A note on the stupidity of men: Directly next to the whittled pole are two more which have already been felled by the beasts and replaced by men who schlepped a new pole deep into the forest, dug a hole, and raised the thing. So far, no one has thought to wrap the base in something that might deter the damage.
And so the boars continue their persistent protest, all the while wondering if the people might ever wisen. When I look around to see if the creatures have carved into any nearby trees, I see not a single scar. This must be wisdom.
We find countless mushrooms in all varieties. Some like to grow in the moss on logs, others prefer the downhill slope of a tree well. There are ones moist with slime, bright pink on their caps. Others form venous bulbs that nestle like eggs into a bed of leaves. We cut the stems of a nameless kind that looks like a giant saucer, and wonder at their miraculous respiratory system, this perfect circle of gills in ghost-thin sheets. If I were a vegan, I am not sure I could eat these things.

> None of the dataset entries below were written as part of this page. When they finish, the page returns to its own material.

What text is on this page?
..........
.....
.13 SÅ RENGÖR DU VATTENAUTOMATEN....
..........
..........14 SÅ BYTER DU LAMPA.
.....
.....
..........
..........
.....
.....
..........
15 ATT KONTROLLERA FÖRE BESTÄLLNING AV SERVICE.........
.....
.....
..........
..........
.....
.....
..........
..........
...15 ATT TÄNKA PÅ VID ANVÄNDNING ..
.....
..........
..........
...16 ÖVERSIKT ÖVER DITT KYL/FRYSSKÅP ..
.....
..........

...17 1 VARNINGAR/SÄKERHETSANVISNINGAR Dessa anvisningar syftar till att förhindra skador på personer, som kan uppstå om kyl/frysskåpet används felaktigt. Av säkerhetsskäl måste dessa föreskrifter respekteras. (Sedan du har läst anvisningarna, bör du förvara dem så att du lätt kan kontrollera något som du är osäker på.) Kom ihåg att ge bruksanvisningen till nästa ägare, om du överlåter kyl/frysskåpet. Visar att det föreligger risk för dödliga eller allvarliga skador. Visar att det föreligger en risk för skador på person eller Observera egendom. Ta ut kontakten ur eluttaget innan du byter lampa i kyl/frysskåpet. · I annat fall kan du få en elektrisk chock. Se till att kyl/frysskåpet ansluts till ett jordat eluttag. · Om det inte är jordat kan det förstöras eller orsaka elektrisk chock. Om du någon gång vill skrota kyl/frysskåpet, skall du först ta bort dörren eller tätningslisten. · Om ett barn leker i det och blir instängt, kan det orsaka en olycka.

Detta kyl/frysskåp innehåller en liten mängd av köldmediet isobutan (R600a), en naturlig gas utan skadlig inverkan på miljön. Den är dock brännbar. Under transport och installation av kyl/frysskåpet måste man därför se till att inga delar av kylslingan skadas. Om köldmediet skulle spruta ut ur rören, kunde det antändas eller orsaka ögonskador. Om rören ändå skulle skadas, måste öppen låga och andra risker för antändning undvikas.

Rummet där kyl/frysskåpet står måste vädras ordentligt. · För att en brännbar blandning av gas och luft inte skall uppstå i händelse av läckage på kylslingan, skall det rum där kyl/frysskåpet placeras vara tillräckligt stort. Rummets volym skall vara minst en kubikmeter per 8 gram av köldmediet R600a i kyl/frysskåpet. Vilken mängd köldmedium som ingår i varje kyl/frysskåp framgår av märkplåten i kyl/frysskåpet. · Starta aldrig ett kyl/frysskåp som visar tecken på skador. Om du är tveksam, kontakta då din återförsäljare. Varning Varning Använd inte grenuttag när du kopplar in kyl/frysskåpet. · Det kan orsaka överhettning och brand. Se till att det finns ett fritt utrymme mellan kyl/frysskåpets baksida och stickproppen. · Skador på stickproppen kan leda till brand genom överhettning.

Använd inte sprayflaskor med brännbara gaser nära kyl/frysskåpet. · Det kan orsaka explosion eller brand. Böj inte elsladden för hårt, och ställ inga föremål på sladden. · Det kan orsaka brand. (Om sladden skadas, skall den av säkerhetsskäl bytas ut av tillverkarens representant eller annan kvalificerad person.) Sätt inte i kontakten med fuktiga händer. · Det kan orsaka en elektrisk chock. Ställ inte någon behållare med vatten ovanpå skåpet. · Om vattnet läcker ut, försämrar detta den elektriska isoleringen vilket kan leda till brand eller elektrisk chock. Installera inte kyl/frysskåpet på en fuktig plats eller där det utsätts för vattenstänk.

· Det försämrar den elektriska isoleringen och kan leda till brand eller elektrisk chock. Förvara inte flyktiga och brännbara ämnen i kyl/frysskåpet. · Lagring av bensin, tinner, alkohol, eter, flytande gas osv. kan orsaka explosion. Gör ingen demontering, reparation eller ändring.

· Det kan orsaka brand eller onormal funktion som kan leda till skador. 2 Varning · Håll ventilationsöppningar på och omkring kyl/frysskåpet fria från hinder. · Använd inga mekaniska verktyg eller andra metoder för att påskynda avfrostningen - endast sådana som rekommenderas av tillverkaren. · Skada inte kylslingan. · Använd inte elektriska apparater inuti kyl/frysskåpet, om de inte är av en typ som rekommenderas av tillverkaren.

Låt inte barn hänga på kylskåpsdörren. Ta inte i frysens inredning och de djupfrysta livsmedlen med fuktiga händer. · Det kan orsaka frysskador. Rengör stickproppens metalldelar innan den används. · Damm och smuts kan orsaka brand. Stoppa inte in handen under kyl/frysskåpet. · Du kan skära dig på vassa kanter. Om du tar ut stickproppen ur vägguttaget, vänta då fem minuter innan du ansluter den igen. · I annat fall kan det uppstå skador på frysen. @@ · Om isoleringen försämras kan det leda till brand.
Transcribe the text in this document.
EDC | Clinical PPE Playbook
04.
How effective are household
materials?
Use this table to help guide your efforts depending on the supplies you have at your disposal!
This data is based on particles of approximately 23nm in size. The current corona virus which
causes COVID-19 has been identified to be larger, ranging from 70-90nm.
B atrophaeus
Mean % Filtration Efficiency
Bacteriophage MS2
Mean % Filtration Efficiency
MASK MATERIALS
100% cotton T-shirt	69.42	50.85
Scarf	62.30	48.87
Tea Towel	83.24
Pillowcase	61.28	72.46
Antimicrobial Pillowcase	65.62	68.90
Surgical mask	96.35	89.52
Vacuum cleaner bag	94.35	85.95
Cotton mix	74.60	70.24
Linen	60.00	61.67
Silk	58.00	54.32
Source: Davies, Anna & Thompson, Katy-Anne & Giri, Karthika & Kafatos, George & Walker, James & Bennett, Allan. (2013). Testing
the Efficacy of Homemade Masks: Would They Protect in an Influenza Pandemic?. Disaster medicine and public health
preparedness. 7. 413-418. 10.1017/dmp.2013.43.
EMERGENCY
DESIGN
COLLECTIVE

But I am not, and so we climb a ridge to a stony road and head toward the neighboring village. There are tiny white crocus with stigmas that resemble saffron, but the information highway tells me only one variety of purple crocus has an edible stigma. Though I am glad to live to see another day, I wish this knowledge was passed to me through cook-fire song or some now-lost ability to smell the difference between that which sustains from that which sickens.
Our boots tromp down the track until it turns to weather-addled concrete that resembles organized pebbles. The forest is replaced with stone hut walls, leaning cottages and restored homes, though they all seem to be in a constant state of repair. I have yet to see one that does not have a ladder leaning upon it or some half-finished or half-begun pile of masonry.
There is a single tavern here. The owner raises her eyebrows at our fungal bounty, rattling in a plastic bag we present with pride. She disappears with it into the kitchen. Tsipouro appears on the table with bread and feta, because it is Greece after all. Later, a plate of sautéed mushrooms that saturate my palette with a thousand years of a thousand plants, as if I were eating evolution itself and all the wisdom of the wood in its delightful tang and buttery comfort.
For a moment, I am back in that simple time, when discerning what was good for us from what was not required no information at all, but something more ancient and honest altogether.